Thanks for posting the vids. Was a crazy big fire for sure. My buddy had a buck tag for the area, and though I tried to convince him not to, he turned the tag back in. Hopefully all the folks who live in that area and have homes and businesses can get back on track and replace some of what was lost.


----------



## bowgy (Oct 10, 2007)

stillhunterman said:


> Thanks for posting the vids. Was a crazy big fire for sure. My buddy had a buck tag for the area, and though I tried to convince him not to, he turned the tag back in. Hopefully all the folks who live in that area and have homes and businesses can get back on track and replace some of what was lost.


You need to show him the pic of that buck in the second link My grandniece and I have any weapon tags for that unit.


----------



## middlefork (Nov 2, 2008)

Bummer about the fire for sure.

From the video it didn't look like any of the cabins that burned had a defensible space around them. I noticed that earlier this year when I was up on the Monroe too that most were tucked right into the trees.
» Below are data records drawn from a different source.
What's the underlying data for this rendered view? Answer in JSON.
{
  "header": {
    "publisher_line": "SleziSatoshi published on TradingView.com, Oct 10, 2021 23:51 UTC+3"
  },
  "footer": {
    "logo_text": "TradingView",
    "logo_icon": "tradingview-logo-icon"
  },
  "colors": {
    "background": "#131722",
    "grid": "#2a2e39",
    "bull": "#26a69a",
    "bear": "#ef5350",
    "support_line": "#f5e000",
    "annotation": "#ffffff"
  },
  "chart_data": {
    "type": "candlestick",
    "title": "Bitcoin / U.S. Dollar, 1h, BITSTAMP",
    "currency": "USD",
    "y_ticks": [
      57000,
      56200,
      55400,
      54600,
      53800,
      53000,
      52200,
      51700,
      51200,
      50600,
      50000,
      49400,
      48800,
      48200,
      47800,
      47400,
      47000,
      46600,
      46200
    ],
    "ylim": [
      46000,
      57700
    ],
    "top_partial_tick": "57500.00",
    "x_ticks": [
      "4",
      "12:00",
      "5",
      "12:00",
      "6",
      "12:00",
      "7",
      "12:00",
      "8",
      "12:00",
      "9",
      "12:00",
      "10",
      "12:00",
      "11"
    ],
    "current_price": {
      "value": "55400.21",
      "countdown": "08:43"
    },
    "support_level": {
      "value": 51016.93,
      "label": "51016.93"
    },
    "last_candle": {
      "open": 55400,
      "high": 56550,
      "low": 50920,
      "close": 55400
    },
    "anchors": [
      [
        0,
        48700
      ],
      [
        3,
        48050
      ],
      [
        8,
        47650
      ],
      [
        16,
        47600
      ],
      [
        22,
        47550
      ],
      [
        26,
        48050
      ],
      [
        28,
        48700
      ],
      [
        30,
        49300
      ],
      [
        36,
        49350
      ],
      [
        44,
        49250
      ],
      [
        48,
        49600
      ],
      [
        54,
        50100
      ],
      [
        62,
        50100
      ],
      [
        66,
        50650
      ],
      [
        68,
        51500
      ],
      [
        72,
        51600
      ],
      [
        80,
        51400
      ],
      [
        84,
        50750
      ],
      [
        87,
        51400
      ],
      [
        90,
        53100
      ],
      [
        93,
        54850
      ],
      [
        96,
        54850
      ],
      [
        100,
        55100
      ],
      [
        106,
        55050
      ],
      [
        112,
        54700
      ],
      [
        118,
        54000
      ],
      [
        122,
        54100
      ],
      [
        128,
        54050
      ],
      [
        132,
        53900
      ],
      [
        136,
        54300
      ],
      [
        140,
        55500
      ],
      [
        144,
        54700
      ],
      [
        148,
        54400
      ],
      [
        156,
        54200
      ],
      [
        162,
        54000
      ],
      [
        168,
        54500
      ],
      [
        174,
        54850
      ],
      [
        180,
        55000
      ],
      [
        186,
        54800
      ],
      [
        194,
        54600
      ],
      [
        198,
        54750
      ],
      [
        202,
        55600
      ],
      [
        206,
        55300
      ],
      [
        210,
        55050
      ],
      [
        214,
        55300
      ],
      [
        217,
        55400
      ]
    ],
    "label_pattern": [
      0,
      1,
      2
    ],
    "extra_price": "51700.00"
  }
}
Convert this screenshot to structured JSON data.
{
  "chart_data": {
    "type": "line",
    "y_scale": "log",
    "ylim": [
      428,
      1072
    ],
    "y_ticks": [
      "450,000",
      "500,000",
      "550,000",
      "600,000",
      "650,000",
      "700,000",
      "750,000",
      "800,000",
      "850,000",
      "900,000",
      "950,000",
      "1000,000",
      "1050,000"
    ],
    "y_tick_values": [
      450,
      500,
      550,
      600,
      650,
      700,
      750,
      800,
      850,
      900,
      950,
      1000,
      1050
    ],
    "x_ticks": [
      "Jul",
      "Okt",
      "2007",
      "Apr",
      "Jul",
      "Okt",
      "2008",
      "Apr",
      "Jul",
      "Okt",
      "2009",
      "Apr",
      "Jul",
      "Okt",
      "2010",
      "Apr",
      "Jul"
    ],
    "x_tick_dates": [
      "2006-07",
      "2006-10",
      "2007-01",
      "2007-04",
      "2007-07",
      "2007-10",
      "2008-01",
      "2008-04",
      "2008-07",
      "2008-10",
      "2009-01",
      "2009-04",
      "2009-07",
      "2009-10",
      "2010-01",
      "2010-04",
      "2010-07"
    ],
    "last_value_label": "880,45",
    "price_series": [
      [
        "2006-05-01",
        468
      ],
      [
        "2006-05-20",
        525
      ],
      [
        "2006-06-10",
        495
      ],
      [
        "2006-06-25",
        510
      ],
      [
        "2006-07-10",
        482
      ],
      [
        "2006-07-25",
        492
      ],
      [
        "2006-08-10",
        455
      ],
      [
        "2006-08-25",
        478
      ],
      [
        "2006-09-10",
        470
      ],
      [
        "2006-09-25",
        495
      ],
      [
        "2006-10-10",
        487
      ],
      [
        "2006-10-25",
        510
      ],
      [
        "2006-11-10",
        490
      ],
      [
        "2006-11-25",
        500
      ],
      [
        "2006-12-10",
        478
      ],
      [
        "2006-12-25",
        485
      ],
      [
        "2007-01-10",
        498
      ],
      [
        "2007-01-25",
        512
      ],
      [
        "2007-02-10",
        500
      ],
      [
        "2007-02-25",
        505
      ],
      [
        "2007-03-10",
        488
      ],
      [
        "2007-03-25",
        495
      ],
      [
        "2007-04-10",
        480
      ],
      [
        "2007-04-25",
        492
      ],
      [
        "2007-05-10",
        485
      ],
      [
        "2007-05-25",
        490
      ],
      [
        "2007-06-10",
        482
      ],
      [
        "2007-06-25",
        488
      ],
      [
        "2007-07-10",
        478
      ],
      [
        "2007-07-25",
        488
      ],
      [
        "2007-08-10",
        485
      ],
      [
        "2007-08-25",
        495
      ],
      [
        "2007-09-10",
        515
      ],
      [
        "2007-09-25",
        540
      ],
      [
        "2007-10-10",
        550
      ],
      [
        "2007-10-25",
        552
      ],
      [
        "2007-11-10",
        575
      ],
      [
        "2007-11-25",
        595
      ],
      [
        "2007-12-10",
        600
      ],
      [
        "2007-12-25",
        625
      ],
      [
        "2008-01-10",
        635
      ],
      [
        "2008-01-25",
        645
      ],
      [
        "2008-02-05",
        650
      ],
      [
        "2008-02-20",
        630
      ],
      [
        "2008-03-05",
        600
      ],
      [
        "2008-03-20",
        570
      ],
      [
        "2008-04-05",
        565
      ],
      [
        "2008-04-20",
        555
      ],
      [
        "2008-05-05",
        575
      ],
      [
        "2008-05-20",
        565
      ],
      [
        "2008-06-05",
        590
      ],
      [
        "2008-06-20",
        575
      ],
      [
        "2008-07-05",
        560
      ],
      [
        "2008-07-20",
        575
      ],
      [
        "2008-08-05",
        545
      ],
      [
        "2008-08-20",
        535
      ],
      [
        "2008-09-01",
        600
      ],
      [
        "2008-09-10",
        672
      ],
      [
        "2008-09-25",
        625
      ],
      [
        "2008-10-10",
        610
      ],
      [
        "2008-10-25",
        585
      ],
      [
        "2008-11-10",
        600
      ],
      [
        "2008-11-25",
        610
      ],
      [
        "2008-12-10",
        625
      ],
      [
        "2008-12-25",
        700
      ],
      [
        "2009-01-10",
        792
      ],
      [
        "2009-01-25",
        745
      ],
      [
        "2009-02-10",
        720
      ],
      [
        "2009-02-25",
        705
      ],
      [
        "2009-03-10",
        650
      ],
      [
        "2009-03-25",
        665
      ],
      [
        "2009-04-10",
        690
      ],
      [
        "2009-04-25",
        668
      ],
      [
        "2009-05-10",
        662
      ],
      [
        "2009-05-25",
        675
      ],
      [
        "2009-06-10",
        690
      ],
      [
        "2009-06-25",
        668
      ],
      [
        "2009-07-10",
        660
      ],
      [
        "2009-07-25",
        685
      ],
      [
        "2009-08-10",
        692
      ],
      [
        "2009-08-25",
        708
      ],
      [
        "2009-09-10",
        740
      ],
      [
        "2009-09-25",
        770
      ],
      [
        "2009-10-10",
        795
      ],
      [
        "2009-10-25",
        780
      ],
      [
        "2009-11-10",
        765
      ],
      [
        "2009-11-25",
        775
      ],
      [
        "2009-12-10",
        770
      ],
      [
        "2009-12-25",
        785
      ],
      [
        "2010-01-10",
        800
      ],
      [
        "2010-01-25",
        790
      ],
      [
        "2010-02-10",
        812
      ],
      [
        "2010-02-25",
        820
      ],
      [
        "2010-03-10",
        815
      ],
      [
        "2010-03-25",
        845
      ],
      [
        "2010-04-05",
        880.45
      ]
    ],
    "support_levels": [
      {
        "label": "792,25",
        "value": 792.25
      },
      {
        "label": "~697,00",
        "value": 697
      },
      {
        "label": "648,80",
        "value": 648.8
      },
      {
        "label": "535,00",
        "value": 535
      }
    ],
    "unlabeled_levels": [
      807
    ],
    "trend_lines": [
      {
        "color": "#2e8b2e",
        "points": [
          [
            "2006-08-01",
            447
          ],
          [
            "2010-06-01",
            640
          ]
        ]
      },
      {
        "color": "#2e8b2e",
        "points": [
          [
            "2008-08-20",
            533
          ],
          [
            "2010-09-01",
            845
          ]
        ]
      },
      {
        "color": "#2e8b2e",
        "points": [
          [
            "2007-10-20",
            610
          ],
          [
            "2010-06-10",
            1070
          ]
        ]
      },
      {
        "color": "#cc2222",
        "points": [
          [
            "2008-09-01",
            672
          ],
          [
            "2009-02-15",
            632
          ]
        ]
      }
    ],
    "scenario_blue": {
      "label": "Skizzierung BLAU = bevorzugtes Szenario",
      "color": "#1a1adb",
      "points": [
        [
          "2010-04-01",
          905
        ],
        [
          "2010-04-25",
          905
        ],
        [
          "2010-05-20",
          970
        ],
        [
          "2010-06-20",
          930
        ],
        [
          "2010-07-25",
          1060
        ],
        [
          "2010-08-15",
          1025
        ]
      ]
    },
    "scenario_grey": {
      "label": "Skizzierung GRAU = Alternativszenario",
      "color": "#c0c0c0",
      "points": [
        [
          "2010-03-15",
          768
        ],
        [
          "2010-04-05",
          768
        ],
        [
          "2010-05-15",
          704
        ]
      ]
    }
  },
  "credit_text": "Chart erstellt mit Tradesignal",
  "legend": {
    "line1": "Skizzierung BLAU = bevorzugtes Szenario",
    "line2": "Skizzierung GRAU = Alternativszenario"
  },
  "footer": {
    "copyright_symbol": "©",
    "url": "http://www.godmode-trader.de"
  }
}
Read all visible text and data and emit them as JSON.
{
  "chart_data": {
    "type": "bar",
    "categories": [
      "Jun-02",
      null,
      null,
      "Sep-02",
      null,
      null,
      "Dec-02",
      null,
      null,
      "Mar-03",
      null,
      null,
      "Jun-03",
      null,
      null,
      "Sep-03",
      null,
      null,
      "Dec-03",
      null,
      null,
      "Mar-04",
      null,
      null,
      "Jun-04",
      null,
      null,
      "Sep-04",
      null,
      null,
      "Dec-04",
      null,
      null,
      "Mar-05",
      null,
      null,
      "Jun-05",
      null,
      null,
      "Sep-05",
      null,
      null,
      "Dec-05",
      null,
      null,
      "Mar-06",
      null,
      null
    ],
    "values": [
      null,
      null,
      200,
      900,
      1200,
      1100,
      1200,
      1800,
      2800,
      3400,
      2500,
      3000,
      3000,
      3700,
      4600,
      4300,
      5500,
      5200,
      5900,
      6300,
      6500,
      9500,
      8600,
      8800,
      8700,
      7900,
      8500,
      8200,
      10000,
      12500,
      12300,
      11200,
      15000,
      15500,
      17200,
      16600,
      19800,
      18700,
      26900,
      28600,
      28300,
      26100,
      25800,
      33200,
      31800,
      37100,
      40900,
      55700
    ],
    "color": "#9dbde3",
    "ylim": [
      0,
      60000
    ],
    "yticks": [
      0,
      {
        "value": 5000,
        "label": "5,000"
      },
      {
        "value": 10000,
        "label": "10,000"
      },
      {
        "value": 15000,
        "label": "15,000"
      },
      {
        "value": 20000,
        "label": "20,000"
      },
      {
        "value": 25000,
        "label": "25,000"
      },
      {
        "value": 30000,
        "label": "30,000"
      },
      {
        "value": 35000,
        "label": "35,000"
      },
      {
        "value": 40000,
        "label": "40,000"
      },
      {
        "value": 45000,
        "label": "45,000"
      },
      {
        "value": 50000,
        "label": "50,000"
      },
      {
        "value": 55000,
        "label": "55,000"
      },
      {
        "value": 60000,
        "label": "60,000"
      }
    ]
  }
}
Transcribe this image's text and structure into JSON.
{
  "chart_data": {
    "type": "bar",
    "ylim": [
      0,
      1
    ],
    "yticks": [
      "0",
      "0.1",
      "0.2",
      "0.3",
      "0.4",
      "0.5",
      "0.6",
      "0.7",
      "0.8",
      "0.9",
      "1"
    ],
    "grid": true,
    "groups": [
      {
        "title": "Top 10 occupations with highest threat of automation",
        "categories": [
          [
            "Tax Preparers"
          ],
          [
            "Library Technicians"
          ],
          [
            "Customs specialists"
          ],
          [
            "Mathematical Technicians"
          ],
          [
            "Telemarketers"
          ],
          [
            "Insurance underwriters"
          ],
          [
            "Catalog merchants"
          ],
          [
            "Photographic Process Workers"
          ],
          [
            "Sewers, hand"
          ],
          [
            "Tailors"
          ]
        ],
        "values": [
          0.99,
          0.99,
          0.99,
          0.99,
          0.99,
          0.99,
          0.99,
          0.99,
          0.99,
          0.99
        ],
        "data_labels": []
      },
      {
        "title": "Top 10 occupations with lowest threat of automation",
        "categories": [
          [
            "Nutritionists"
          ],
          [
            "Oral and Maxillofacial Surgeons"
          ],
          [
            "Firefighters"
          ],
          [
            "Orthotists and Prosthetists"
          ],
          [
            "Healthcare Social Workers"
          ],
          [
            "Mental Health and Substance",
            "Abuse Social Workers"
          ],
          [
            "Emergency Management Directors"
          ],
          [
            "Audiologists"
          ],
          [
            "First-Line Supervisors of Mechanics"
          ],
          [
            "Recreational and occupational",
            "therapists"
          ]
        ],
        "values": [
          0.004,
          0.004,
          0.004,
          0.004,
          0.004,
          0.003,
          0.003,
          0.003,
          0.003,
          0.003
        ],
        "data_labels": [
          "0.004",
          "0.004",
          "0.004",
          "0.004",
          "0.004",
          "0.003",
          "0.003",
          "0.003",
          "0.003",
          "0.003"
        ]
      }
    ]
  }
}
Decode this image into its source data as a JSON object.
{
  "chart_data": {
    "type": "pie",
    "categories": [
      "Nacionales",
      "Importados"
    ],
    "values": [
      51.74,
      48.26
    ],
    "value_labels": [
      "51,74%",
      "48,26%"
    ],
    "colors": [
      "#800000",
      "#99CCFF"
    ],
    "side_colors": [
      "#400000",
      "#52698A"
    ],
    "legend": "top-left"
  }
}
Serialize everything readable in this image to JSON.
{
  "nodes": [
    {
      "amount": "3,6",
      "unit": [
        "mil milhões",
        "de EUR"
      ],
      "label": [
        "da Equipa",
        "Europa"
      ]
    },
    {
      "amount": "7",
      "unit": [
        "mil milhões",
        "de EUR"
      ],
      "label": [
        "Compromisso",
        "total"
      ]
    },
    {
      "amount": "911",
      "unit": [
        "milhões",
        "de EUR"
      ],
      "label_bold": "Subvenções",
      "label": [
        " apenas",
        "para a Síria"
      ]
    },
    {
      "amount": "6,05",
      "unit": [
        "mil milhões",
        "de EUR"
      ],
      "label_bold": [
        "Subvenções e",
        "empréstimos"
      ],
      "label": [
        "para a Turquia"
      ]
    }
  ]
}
Unfortunately without defensible space around them I doubt the firefighters are going to spend much time trying to save them.

I understand the tucked into the forest feel but what you get as a result is a burned down cabin.


----------



## DallanC (Jan 13, 2009)

middlefork said:


> I understand the tucked into the forest feel but what you get as a result is a burned down cabin.


I've wondered about those new cement cast fake logs for cabins. They look quite nice and would be impervious to external fire.

https://www.everlogs.com/

-DallanC


----------



## backcountry (May 19, 2016)

I know the agencies have triaged private property response based on defensible space in the past, like the fires that encroached on New Harmony. They often flag the driveway in a color coded way so firefighters immediately know the danger level. The first tenet of wildland firefighting is to avoid unnecessary loss of life, especially firefighters. Defensible space protects firefighters as much as it does property.


----------



## backcountry (May 19, 2016)

DallanC said:


> middlefork said:
> 
> 
> > I understand the tucked into the forest feel but what you get as a result is a burned down cabin.
> ...


Hadn't seen those before. As long as the roof and exposed components aren't combustible then fire hazard is reduced. One other major structural issue are any open spaces to vent roof and attic. The drafts in those often suck in sparks that can burn a house from the inside out.


----------